2. The method according to claim 1, wherein the phase correction of the original data of the out-of-phase images comprises:

performing a two-dimensional fast Fourier transform on the data strip of the original data of the out-of-phase images;

performing a window operation on the corresponding data strip of the original data of the in-phase image and performing a two-dimensional fast Fourier transform, so as to obtain the window data of the in-phase image;

removing the phase of the window data of said in-phase image from the results of the original data of the out-of-phase images; and

performing a two-dimensional inverse fast Fourier transform on the obtained data.

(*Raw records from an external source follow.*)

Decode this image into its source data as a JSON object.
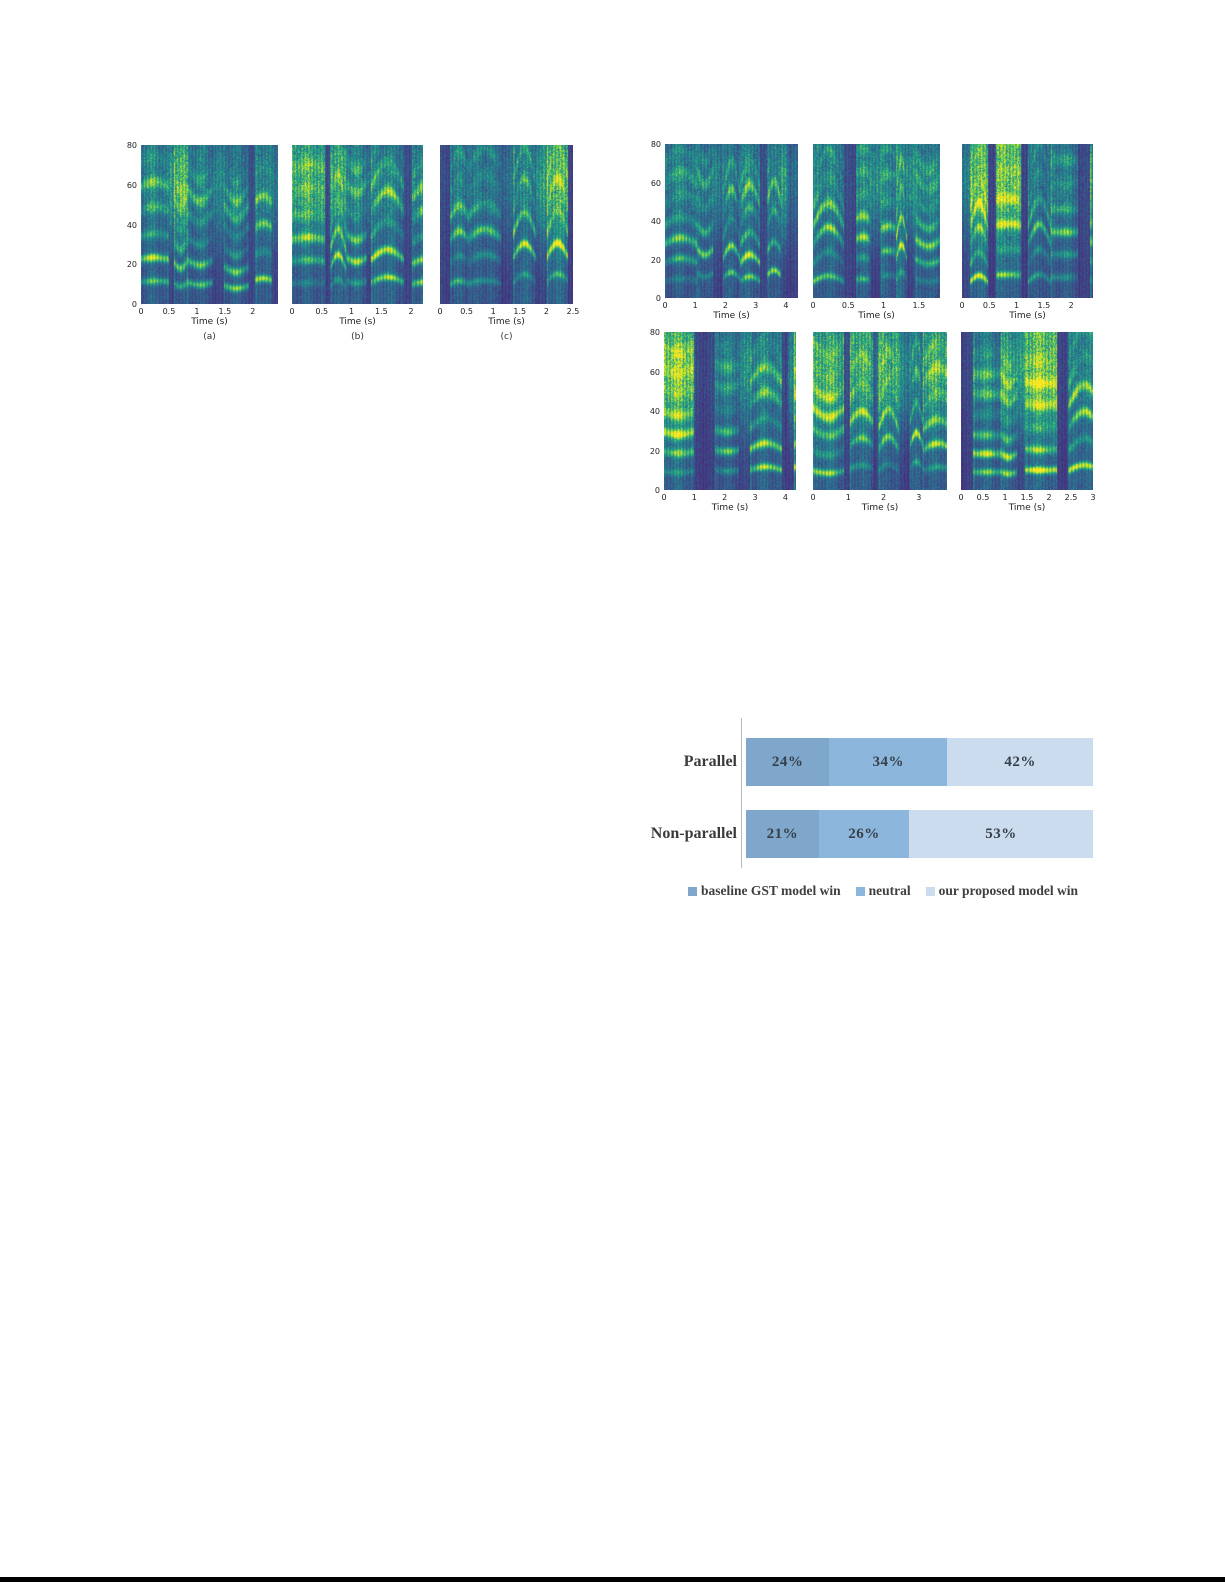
{
  "figures": {
    "left": {
      "yticks": [
        "0",
        "20",
        "40",
        "60",
        "80"
      ],
      "xlabel": "Time (s)",
      "subplots": [
        {
          "caption": "(a)",
          "xticks": [
            "0",
            "0.5",
            "1",
            "1.5",
            "2"
          ],
          "xmax": 2.45
        },
        {
          "caption": "(b)",
          "xticks": [
            "0",
            "0.5",
            "1",
            "1.5",
            "2"
          ],
          "xmax": 2.2
        },
        {
          "caption": "(c)",
          "xticks": [
            "0",
            "0.5",
            "1",
            "1.5",
            "2",
            "2.5"
          ],
          "xmax": 2.5
        }
      ]
    },
    "right": {
      "yticks": [
        "0",
        "20",
        "40",
        "60",
        "80"
      ],
      "xlabel": "Time (s)",
      "rows": [
        [
          {
            "xticks": [
              "0",
              "1",
              "2",
              "3",
              "4"
            ],
            "xmax": 4.4
          },
          {
            "xticks": [
              "0",
              "0.5",
              "1",
              "1.5"
            ],
            "xmax": 1.8
          },
          {
            "xticks": [
              "0",
              "0.5",
              "1",
              "1.5",
              "2"
            ],
            "xmax": 2.4
          }
        ],
        [
          {
            "xticks": [
              "0",
              "1",
              "2",
              "3",
              "4"
            ],
            "xmax": 4.35
          },
          {
            "xticks": [
              "0",
              "1",
              "2",
              "3"
            ],
            "xmax": 3.8
          },
          {
            "xticks": [
              "0",
              "0.5",
              "1",
              "1.5",
              "2",
              "2.5",
              "3"
            ],
            "xmax": 3.0
          }
        ]
      ]
    }
  },
  "preference_chart": {
    "categories": [
      {
        "label": "Parallel",
        "segments": [
          {
            "value": 24,
            "label": "24%"
          },
          {
            "value": 34,
            "label": "34%"
          },
          {
            "value": 42,
            "label": "42%"
          }
        ]
      },
      {
        "label": "Non-parallel",
        "segments": [
          {
            "value": 21,
            "label": "21%"
          },
          {
            "value": 26,
            "label": "26%"
          },
          {
            "value": 53,
            "label": "53%"
          }
        ]
      }
    ],
    "legend": [
      {
        "label": "baseline GST model win",
        "color": "#7ea7cb"
      },
      {
        "label": "neutral",
        "color": "#8cb6dc"
      },
      {
        "label": "our proposed model win",
        "color": "#cbdcee"
      }
    ]
  },
  "chart_data": [
    {
      "type": "heatmap",
      "title": "Mel-spectrogram comparison, subplots (a)(b)(c)",
      "xlabel": "Time (s)",
      "ylabel": "",
      "ylim": [
        0,
        80
      ],
      "yticks": [
        0,
        20,
        40,
        60,
        80
      ],
      "colormap": "viridis",
      "subplots": [
        {
          "caption": "(a)",
          "x_range": [
            0,
            2.45
          ],
          "xticks": [
            0,
            0.5,
            1,
            1.5,
            2
          ]
        },
        {
          "caption": "(b)",
          "x_range": [
            0,
            2.2
          ],
          "xticks": [
            0,
            0.5,
            1,
            1.5,
            2
          ]
        },
        {
          "caption": "(c)",
          "x_range": [
            0,
            2.5
          ],
          "xticks": [
            0,
            0.5,
            1,
            1.5,
            2,
            2.5
          ]
        }
      ]
    },
    {
      "type": "heatmap",
      "title": "Mel-spectrogram grid, 2 rows x 3 columns",
      "xlabel": "Time (s)",
      "ylabel": "",
      "ylim": [
        0,
        80
      ],
      "yticks": [
        0,
        20,
        40,
        60,
        80
      ],
      "colormap": "viridis",
      "subplots": [
        {
          "row": 1,
          "col": 1,
          "x_range": [
            0,
            4.4
          ],
          "xticks": [
            0,
            1,
            2,
            3,
            4
          ]
        },
        {
          "row": 1,
          "col": 2,
          "x_range": [
            0,
            1.8
          ],
          "xticks": [
            0,
            0.5,
            1,
            1.5
          ]
        },
        {
          "row": 1,
          "col": 3,
          "x_range": [
            0,
            2.4
          ],
          "xticks": [
            0,
            0.5,
            1,
            1.5,
            2
          ]
        },
        {
          "row": 2,
          "col": 1,
          "x_range": [
            0,
            4.35
          ],
          "xticks": [
            0,
            1,
            2,
            3,
            4
          ]
        },
        {
          "row": 2,
          "col": 2,
          "x_range": [
            0,
            3.8
          ],
          "xticks": [
            0,
            1,
            2,
            3
          ]
        },
        {
          "row": 2,
          "col": 3,
          "x_range": [
            0,
            3.0
          ],
          "xticks": [
            0,
            0.5,
            1,
            1.5,
            2,
            2.5,
            3
          ]
        }
      ]
    },
    {
      "type": "bar",
      "stacked": true,
      "orientation": "horizontal",
      "categories": [
        "Parallel",
        "Non-parallel"
      ],
      "series": [
        {
          "name": "baseline GST model win",
          "values": [
            24,
            21
          ],
          "color": "#7ea7cb"
        },
        {
          "name": "neutral",
          "values": [
            34,
            26
          ],
          "color": "#8cb6dc"
        },
        {
          "name": "our proposed model win",
          "values": [
            42,
            53
          ],
          "color": "#cbdcee"
        }
      ],
      "xlim": [
        0,
        100
      ],
      "value_label_format": "percent",
      "legend_position": "bottom",
      "grid": false
    }
  ]
}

3. The method according to claim 2, wherein, after having performed the phase correction on the original data of the out-of-phase images, the rotation correction, translation correction and fast Fourier transform are performed thereon.

4. The method according to claim 1, wherein the reconstruction of the in-phase image comprises: performing phase correction, rotation correction, translation correction and fast Fourier transform on the original data of the in-phase image.

5. The method according to claim 4, wherein the phase correction of the original data of the in-phase image comprises:

performing a window operation on the data strip of the original data of the in-phase image, and performing a two-dimensional fast Fourier transform thereon, so as to obtain a window data;

performing a two-dimensional fast Fourier transform on the data strip and removing the phase of said window data therefrom; and

performing a two-dimensional inverse fast Fourier transform on the obtained data.

6. The method according to claim 1, wherein the method first collects two out-of-phase echoes and then collects one in-phase echo.

7. The method according to claim 1, wherein the method first acquires one in-phase echo and then collects two out-of-phase echoes.

8. The method according to claim 1, wherein the method first acquires one out-of-phase echo, then collects one in-phase echo, and then collects another out-of-phase echo.